In most cases though one of the incentives for replacing the semaphore signalling would have been to increase line capacity, so three or four aspect signals would be used in preference.

Back in the early 1990s I needed to get some pics f a WR pattern LQ Distant Signal - not a lower arm signal but a plain isolated Distant. I cheerfully accepted the fact that with the possible exception of preserved lines I would not be likely to find one with a wooden posts and I doubt if there had been any on a lattice posts for much nearer to 30 years than 10 by that date. I then face two problems first to find the signal and then to phot it and while I finally succeeded the plain fact was that there were by then fewer than a handful left - the rest had all been converted to 2 aspect colour lights.

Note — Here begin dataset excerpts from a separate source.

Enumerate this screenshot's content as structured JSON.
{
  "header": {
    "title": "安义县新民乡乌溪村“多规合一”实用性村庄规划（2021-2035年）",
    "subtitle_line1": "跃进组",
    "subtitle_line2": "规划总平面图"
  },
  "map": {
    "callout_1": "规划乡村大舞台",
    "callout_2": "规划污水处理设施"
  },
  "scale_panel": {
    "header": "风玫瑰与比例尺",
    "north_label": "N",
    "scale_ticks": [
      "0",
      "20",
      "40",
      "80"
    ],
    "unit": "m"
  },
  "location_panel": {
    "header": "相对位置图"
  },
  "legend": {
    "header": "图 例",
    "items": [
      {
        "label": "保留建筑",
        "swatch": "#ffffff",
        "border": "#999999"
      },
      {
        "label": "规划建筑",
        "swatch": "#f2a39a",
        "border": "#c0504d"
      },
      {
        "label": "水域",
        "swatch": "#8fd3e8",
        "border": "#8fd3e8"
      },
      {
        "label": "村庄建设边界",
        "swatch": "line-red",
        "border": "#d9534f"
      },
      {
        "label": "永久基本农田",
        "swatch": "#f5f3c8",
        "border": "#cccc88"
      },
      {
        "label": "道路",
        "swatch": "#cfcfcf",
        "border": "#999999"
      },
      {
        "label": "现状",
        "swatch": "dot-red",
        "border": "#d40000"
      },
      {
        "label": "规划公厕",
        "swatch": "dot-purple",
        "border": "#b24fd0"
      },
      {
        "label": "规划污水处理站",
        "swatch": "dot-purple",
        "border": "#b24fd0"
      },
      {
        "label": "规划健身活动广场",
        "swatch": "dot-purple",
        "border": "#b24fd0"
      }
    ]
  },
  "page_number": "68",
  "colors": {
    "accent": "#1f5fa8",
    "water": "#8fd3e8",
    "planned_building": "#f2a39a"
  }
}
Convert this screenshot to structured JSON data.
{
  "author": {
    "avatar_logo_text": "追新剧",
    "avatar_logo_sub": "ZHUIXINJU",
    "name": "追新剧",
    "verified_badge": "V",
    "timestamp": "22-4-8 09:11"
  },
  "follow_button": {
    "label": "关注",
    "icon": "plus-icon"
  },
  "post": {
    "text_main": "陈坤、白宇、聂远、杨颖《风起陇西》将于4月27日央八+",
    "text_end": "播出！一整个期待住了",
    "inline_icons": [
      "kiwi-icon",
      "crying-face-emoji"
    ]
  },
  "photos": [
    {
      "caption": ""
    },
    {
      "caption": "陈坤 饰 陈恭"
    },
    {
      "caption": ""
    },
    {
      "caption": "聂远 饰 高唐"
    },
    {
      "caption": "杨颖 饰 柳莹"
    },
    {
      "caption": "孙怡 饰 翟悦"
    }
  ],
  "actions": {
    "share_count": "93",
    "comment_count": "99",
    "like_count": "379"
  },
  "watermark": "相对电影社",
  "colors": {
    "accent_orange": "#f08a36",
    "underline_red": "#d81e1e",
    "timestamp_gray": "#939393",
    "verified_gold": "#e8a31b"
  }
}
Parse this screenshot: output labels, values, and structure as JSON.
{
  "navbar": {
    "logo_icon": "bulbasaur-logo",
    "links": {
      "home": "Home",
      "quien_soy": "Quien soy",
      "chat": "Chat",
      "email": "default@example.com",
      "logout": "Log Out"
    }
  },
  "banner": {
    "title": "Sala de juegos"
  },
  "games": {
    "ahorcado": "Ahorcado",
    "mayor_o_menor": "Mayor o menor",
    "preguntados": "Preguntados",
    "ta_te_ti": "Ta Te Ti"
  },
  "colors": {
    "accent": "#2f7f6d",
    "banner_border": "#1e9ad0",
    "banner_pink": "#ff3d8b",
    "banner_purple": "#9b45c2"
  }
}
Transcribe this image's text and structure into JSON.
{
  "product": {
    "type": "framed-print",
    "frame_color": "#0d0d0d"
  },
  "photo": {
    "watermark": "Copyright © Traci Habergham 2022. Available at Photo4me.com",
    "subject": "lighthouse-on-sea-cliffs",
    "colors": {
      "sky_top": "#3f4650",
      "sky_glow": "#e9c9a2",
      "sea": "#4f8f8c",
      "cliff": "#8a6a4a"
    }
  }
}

In fact from probably the mid 1970s onwards the overwhelming majority of worked isolated Distant signals on the WR were colour lights and obviously they were 2 aspect signals as they were straight replacements, albeit often with increased Braking Distance, for semaphore distants.

 

Even by the 1960s isolated Distants on the Western were fast being replaced by colour lights (2 aspect of course) where early resignalling was not planned and the Western had begun installing them in the 1950s although at that time mainly as IB Distants.

 

As far as the North & West Line is concerned I don't think it has seen an isolated semaphore Distant south of Salop in many years. And of course 2 aspect Distants (repeaters) exist on a number of WR lines where full multiple aspect signalling is not present although they have been resignalled with colour lights, including stretches of line you have listed above.